A Riccione mostra fotografica “ I bambini e la guerra” con gli scatti di Raffaele
Ciriello
Allestita a Riccione, in occasione del Premio Ilaria Alpi, la mostra fotografica “
I bambini e la guerra”. Si tratta degli scatti di Raffaele Ciriello, il fotoreporter
ucciso 11 anni fa da una raffica di proiettili a Ramallah. Elvira Ragosta ne
ha parlato con il curatore della mostra, Adolfo Morganti, dell’Associazione
"Identità Europea":
D. - Il sottotitolo
della mostra è “Cartoline dall’inferno”: perché avete scelto un’espressione così forte?
R.
– L’inferno, ovviamente, è l’inferno della guerra, del conflitto. E’ il titolo del
blog su cui Raffaele Ciriello, primo fra i fotografi di guerra italiani, cominciò
a postare – rendendoli gratuitamente disponibili a tutti – i suoi scatti nei vari
scenari, e lo abbiamo conservato anche in questa mostra.
D. – I bambini sono
in assoluto le vittime più deboli di tutte le guerre: quali sono i pericoli maggiori
che corrono durante e dopo un conflitto?
R. – Da questo punto di vista, i bambini
soffrono di una sorte a volte addirittura peggiore di quella che ha tratteggiato,
perché i bambini - in numerosi contesti - sono semplicemente arruolati in massa: gli
mettono un’arma in mano, li ubriacano, li drogano e li mandano avanti a farsi ammazzare.
Quindi, il bambino è vittima della guerra in prima persona: nelle sue relazioni familiari,
nel suo tessuto comunitario e, infine, nella sua possibilità di sviluppo.
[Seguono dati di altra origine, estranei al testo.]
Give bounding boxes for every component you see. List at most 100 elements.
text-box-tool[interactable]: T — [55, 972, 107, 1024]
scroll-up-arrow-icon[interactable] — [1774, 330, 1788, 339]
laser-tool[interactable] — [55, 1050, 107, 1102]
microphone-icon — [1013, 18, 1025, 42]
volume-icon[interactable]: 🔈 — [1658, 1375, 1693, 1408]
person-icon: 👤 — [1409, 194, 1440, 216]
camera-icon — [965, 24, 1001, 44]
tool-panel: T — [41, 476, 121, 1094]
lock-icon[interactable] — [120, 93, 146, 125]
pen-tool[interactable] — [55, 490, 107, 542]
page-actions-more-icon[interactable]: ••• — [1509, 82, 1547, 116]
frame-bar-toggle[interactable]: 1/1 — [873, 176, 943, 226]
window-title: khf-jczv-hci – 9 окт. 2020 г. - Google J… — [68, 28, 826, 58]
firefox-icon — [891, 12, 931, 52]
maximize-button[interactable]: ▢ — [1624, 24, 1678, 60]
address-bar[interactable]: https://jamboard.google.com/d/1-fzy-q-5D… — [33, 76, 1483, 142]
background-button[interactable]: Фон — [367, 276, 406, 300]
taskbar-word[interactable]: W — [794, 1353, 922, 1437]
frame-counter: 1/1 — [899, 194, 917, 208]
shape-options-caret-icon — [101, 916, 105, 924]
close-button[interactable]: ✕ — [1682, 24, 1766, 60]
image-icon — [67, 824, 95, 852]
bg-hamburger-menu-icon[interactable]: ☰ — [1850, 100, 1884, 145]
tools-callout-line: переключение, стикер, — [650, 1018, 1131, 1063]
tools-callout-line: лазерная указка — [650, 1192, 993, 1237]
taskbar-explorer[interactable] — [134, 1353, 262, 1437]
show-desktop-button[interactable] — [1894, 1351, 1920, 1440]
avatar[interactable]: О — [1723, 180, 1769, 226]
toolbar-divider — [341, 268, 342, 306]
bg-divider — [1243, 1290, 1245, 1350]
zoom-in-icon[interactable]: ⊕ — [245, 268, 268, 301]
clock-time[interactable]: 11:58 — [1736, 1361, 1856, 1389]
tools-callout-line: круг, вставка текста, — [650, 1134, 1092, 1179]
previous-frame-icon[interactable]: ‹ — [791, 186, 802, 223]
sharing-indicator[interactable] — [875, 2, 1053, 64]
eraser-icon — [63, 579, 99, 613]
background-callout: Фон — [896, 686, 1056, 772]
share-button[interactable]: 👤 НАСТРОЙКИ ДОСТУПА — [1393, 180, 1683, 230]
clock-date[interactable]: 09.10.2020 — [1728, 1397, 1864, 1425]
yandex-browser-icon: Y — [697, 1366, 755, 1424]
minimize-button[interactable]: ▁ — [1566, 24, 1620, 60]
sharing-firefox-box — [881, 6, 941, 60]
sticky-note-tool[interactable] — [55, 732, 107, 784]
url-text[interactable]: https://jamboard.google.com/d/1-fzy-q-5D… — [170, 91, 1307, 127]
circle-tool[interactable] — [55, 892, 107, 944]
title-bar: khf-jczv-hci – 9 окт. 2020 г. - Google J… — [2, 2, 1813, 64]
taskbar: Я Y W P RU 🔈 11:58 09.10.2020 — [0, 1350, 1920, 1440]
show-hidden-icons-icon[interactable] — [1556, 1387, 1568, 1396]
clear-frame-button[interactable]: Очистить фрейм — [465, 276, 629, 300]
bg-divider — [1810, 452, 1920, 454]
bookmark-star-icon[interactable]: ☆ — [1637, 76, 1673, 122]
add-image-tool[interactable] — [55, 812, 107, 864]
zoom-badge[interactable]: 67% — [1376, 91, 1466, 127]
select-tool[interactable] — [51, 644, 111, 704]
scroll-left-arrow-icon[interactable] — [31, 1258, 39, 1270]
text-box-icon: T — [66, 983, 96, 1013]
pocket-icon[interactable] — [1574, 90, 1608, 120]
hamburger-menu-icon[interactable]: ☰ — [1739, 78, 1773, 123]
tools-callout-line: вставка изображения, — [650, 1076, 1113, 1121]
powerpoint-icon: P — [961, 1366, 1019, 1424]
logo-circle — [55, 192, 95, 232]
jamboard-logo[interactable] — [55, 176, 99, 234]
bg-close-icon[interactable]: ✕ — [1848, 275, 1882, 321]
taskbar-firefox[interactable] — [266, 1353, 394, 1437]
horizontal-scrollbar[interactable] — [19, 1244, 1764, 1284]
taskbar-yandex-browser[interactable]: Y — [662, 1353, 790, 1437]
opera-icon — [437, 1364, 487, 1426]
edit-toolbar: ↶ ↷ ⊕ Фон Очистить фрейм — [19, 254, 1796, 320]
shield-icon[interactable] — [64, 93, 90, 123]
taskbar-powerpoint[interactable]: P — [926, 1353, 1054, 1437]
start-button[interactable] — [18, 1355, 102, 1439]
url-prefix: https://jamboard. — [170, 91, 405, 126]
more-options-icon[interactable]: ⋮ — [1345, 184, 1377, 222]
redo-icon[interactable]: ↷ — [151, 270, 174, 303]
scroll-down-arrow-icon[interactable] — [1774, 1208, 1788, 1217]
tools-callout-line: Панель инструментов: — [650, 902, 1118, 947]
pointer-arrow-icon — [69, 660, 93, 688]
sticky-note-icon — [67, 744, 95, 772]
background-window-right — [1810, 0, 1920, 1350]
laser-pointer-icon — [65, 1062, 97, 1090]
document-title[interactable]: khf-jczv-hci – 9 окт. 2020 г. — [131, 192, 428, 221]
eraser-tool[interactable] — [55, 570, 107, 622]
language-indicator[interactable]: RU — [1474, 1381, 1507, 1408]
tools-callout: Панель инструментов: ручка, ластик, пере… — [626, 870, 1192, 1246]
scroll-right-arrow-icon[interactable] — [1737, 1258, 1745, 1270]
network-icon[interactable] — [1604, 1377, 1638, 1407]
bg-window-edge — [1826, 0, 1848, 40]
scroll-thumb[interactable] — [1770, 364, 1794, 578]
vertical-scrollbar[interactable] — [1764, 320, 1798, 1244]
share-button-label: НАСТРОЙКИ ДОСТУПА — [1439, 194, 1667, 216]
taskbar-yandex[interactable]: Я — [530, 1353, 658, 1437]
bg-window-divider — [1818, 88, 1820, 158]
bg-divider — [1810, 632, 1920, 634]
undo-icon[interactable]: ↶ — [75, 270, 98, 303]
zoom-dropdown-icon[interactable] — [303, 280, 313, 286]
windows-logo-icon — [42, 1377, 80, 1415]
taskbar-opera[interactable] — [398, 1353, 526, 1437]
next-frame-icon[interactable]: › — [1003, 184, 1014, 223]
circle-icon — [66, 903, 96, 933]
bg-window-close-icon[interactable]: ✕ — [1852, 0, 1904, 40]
Tant’è che
la riabilitazione di questi bambini soldato nelle guerre africane è oggi un problema
drammatico che coinvolge decine di migliaia di minori. Le forme in cui l’inferno coinvolge
i bambini sono veramente molte.
D. – Dalla guerra in Somalia alla strage di
Srebrenica, fino al genocidio in Rwanda: in quali altre guerre Raffaele Ciriello ha
fotografo le piccole vittime?
R. – Aggiungiamoci anche l’Afghanistan e abbiamo
una mappa completa dei grandi conflitti e delle grandi ipocrisie della fine della
modernità. Ciriello ha avuto il fegato, ha avuto il coraggio e ha avuto il cuore di
non perdersene una… Ed essendo un freelance, essendo un medico che aveva scelto
di cambiare vita, di cambiare mestiere e di dedicarsi a questa forma di testimonianza,
l’ha fatto fino in fondo e con tutta la sincerità di chi sapeva quale fosse il senso
della sua missione e i rischi che questa missione potesse comportare. Di fatto, ci
ha perso la vita. Ci ha lasciato degli scatti che non sono solo delle foto, perché
sono testimonianze di una realtà rimossa.
D. – Sui minori vittime di guerra
non ci sono mai cifre attendibili: secondo lei, in questo particolare momento di crisi
siriana, come si può capire quanti siano i bambini in pericolo all’interno del Paese
e nei campi profughi?
R. – Lei ha toccato un punto cruciale che è l’attendibilità
delle fonti. Credo che questi grandi reporter di guerra – e tanti ne sono morti sul
terreno – avessero invece in mente l’idea che la verità esiste e esistendo la si possa
fotografare, la si possa trovare e se ne possa parlare. In concreto, la difficoltà
di definire quanti bambini, ma anche quante donne e quanti uomini, sono coinvolti,
sono stati uccisi o sono stati feriti durante un episodio bellico è enorme. Basti
pensare al caso siriano, dove le cifre si rincorrono, i balletti si fanno veramente
incomprensibili tra le esigenze di chi gonfia i dati delle vittime e chi invece li
assorbe…
D. – L’Associazione "Identità Europea" ha aderito all’appello di
Papa Francesco per la giornata di preghiera e di digiuno?
R. – Ovviamente sì.
Così come abbiamo prima aderito a tutte le altre iniziative che i Pontefici hanno
fatto per la pace in Terra Santa e per il disinnesco di tutti gli scenari di tensioni,
soprattutto interreligiosi: sto pensando alla questione dei Balcani. Il nostro lavoro
fin dall’inizio è stato questo. La nostra è una Associazione europeista cattolica.
E' stata ricevuta in udienza dal Santo Padre Benedetto XVI nel 2006, e da allora abbiamo
ricevuto questo lascito da parte del Santo Padre: “Continuate a lottare per la difesa
delle radici cristiane dell’Europa”.